I love a chocolate bar as much as the next guy.
I'd buy the whole box from every adorable child hawking chocolate outside every supermarket in town, if only my waistline and cholesterol could survive it.
I still get magazines that pile up.
I imagine they are sad from not being read, but I can't help ordering more every year because of my neighbor's annual magazine fundraiser.
If you are a friend of mine and fall ill, you may just get one of the several "get well soon" cards I still have left from my nephew's greeting card fundraiser in 1999 (he's 22 now).
I think I have Rugrats wrapping paper from my other nephew's fundraiser the next year.
Don't get me wrong, I know these fundraisers are key ingredients to many school and PTA annual coffers, but there are some more creative avenues to fundraising and a few that offer more benefits as well as raising funds.
It's not that I don't appreciate and support these causes, but there is one fundraising program I think about all the time.
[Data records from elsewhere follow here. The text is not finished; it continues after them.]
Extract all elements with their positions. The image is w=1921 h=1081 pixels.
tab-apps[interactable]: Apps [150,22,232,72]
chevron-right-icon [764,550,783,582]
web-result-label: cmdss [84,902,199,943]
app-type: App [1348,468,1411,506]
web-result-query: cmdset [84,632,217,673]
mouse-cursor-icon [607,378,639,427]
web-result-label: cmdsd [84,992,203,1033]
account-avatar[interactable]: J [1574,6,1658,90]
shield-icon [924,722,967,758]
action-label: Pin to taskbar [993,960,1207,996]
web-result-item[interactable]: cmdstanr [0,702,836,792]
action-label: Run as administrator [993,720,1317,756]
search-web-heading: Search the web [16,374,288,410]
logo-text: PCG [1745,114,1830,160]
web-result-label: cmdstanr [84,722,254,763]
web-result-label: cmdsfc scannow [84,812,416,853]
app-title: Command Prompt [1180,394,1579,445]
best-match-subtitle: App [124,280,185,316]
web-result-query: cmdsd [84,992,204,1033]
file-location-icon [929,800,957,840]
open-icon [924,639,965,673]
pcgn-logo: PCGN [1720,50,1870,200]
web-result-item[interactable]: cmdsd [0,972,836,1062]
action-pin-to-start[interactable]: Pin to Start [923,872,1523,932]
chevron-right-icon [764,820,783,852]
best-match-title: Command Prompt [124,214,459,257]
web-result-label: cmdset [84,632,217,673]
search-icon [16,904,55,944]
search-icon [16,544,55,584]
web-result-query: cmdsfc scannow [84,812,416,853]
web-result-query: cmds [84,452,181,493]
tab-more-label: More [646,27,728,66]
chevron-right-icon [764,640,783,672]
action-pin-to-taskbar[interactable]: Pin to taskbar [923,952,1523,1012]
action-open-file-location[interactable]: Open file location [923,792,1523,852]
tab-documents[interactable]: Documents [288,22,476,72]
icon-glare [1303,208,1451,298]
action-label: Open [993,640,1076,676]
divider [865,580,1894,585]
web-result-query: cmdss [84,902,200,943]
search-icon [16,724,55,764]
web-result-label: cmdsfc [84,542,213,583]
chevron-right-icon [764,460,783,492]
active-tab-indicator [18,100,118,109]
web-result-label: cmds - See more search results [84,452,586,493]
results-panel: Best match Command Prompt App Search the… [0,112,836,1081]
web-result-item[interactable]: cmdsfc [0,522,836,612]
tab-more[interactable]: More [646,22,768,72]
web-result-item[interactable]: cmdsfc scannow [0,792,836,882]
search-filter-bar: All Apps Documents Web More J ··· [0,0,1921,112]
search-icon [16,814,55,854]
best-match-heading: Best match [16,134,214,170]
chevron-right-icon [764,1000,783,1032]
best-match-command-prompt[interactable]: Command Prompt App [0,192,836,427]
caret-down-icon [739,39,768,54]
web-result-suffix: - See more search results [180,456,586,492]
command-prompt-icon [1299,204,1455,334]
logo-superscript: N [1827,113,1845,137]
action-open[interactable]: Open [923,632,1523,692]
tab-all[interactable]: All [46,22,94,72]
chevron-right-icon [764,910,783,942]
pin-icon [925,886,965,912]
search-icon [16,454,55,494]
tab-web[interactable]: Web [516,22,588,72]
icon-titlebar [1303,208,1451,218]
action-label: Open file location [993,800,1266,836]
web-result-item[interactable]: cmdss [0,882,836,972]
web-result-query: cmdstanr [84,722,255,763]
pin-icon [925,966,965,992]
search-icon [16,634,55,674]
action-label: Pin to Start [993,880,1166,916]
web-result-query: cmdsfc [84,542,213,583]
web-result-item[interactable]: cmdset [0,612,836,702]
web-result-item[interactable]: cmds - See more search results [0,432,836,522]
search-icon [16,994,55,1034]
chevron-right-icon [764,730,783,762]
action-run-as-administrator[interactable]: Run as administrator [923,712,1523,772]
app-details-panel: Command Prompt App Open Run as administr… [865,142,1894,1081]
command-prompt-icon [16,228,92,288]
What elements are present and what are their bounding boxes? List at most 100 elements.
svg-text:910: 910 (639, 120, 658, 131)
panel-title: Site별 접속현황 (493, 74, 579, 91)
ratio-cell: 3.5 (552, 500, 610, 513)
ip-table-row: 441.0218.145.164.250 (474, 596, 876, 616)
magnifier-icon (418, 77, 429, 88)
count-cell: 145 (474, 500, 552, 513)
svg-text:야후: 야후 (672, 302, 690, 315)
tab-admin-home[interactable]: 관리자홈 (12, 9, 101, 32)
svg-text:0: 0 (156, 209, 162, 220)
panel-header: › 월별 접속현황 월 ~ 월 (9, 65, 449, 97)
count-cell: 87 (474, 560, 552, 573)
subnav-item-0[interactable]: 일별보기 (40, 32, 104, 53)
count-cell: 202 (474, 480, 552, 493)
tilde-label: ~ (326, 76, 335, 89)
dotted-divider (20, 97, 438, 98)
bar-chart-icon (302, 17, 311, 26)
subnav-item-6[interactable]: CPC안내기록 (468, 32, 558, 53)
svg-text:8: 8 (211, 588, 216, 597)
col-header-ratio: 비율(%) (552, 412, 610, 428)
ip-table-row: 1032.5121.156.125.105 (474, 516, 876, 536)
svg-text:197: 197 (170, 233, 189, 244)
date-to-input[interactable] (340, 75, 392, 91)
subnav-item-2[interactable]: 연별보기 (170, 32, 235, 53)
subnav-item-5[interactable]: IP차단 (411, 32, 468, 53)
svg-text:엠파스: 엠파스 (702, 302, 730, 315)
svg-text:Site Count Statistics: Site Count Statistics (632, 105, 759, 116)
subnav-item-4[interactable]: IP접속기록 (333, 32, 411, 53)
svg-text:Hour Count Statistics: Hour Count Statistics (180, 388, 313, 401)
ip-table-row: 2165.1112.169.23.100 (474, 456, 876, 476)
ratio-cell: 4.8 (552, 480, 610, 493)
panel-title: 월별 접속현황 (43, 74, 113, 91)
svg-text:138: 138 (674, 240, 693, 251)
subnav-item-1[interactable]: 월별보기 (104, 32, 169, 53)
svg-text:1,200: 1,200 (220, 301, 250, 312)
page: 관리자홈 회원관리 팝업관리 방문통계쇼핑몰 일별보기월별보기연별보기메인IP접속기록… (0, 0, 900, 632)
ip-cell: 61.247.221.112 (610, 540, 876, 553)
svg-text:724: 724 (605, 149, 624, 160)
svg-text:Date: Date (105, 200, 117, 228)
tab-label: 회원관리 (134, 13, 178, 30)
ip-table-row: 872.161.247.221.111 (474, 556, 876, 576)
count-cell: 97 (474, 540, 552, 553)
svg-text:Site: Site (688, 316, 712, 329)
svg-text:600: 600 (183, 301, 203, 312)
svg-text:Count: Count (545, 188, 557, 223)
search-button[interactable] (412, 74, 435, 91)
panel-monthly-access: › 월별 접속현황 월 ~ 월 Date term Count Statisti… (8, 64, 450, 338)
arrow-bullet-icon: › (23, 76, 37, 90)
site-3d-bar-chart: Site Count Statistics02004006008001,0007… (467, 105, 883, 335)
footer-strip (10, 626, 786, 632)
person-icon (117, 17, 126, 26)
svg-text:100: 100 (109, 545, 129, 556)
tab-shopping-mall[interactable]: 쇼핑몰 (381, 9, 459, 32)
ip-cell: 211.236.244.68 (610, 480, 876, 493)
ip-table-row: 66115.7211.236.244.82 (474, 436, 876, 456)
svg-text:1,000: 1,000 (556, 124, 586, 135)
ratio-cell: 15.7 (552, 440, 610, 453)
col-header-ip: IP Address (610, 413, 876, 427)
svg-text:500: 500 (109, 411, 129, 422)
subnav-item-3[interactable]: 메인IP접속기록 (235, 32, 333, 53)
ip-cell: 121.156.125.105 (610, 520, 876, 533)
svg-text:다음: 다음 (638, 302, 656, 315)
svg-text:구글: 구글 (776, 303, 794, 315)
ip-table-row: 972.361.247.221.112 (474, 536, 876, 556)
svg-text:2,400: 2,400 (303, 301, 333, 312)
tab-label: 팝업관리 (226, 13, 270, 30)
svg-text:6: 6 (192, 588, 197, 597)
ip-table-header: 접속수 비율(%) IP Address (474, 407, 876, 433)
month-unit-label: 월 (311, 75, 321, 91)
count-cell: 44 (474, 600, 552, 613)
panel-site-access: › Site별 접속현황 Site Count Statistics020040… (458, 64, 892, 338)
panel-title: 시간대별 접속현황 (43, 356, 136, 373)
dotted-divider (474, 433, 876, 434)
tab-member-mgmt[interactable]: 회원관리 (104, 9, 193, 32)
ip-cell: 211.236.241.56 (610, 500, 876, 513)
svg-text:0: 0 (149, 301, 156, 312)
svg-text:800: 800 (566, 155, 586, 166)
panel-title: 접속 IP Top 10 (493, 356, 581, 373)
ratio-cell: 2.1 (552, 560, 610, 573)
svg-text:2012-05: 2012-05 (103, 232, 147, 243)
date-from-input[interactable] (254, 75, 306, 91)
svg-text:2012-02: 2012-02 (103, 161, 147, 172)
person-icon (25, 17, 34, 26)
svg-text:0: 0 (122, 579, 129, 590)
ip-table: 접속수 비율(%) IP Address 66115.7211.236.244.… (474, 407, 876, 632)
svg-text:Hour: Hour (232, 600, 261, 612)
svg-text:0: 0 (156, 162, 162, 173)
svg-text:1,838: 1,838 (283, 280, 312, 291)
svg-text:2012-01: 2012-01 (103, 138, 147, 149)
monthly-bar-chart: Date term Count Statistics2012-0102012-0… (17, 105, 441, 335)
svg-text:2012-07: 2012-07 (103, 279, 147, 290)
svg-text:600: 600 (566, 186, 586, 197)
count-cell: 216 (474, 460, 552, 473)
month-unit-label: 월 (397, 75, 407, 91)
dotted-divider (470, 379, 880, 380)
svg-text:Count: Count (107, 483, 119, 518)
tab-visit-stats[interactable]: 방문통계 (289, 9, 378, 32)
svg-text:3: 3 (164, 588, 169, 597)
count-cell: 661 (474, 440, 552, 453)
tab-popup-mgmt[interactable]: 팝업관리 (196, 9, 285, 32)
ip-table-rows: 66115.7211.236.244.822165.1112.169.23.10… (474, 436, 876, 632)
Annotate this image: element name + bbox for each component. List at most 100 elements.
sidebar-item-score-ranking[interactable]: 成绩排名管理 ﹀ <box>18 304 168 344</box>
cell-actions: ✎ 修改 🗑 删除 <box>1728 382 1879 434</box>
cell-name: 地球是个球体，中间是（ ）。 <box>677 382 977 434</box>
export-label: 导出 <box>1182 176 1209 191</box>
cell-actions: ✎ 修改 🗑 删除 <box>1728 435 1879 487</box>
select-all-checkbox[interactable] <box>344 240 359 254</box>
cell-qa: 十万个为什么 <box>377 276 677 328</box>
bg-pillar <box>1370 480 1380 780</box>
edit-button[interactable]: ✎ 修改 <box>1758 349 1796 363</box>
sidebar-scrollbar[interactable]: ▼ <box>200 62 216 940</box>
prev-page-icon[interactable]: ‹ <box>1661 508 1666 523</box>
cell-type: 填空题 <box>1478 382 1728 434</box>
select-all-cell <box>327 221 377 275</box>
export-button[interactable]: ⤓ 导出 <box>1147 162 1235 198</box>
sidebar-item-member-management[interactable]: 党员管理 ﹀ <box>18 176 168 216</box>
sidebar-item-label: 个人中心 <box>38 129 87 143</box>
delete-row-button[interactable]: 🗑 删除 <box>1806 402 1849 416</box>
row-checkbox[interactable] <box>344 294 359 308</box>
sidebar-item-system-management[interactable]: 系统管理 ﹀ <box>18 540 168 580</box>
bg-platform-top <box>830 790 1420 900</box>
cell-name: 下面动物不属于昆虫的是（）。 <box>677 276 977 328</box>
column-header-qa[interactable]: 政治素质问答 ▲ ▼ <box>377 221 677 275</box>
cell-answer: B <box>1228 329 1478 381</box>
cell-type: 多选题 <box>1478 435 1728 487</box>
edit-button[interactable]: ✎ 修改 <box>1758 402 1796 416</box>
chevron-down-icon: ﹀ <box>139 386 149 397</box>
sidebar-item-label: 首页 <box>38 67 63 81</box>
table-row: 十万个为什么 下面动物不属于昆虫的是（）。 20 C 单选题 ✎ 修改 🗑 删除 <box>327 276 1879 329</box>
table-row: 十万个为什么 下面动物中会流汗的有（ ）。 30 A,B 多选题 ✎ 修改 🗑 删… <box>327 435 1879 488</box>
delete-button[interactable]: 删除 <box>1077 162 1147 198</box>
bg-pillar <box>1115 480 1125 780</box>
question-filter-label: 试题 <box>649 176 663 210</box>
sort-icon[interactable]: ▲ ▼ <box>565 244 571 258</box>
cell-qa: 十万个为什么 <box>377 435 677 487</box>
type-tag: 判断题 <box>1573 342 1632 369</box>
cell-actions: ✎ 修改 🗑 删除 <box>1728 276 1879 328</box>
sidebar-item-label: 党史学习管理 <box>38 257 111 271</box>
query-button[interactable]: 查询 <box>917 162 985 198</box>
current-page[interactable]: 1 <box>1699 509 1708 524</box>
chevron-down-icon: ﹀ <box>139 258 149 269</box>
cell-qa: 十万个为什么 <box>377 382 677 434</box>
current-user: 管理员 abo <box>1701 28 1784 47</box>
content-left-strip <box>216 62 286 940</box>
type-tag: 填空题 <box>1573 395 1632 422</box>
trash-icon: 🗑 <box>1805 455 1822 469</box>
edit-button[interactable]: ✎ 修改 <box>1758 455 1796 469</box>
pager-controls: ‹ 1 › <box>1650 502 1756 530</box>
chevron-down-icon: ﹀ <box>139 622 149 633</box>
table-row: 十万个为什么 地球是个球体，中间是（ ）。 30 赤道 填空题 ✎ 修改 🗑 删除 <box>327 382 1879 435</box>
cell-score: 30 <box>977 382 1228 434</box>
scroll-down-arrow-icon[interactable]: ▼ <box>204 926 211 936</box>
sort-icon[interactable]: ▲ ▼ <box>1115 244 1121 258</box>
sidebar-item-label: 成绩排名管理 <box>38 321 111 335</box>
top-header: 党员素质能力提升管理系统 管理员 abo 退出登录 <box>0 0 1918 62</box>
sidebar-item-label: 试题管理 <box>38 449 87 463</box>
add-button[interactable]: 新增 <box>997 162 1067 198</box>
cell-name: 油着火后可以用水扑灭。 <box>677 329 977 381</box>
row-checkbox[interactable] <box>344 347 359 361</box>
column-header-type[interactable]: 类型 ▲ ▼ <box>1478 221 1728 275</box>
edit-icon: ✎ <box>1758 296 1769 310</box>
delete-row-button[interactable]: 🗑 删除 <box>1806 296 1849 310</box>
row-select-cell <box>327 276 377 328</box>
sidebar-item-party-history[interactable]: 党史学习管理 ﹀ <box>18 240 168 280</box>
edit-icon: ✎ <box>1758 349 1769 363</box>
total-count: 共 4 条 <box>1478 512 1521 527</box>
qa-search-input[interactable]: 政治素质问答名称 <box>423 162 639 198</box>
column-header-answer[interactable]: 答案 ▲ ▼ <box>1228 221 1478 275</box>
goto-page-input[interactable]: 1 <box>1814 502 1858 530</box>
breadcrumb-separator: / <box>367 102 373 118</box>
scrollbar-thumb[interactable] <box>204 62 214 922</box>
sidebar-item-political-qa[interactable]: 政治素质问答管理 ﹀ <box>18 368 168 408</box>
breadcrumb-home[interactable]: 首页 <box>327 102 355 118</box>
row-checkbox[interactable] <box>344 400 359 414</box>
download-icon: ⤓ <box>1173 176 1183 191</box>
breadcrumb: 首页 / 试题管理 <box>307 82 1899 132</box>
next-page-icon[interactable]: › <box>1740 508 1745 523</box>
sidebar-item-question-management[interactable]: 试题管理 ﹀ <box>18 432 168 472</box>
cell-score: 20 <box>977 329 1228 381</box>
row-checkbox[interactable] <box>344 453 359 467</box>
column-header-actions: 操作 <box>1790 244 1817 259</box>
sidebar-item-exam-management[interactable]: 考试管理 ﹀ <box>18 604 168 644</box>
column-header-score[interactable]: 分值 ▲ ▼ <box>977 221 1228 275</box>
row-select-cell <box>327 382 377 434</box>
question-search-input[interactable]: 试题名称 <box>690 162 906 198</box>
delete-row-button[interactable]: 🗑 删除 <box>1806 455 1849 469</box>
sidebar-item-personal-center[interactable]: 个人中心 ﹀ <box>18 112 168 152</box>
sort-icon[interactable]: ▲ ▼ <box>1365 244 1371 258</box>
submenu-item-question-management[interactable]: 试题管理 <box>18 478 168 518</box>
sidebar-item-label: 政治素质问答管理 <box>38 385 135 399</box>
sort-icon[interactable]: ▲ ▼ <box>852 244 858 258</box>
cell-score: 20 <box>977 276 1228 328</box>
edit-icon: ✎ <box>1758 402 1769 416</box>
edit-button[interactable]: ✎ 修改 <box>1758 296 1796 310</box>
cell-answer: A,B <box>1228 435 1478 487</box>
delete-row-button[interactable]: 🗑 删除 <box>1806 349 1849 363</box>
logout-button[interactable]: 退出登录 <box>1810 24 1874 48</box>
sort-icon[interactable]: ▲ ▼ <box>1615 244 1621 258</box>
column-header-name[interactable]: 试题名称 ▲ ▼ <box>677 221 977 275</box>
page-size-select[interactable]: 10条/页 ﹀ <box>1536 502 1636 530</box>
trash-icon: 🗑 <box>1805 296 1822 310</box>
It is a Prescription Drug (RX) Discount Card that is being distributed by charitable, veteran and educational organizations not only as a fundraiser, but as a community service.
Every dollar that organization raises means a family saved 10's to 100's of dollars on a necessary prescription medication.
Every month when I buy my son's three prescription medications, I am grateful for the savings.
According to a 2012 report, Prescription Discount Cards are earning over $5 Million per month for the organizations providing them to their members and their community.
If this reflected only the minimum saved, then that means Americans already using these cards are saving over $50 Million a month on prescriptions for their families.
The need for such service-oriented programs will continue to be important as consumers and providers figure out health care reform.
Over 44 million Americans still have no insurance coverage.
Millions more have insurance coverage with high prescription deductibles rendering them uninsured for prescriptions until they have already spent thousands.
Of course, no fundraiser is any good unless people are buying or in this case, using the program.
To effectively implement an RX Card Fundraiser, organizations need to take the time to help their members know how to use the card.
It may be a little extra work upfront, but the benefits to those getting the prescription savings are well worth some pre-distribution education.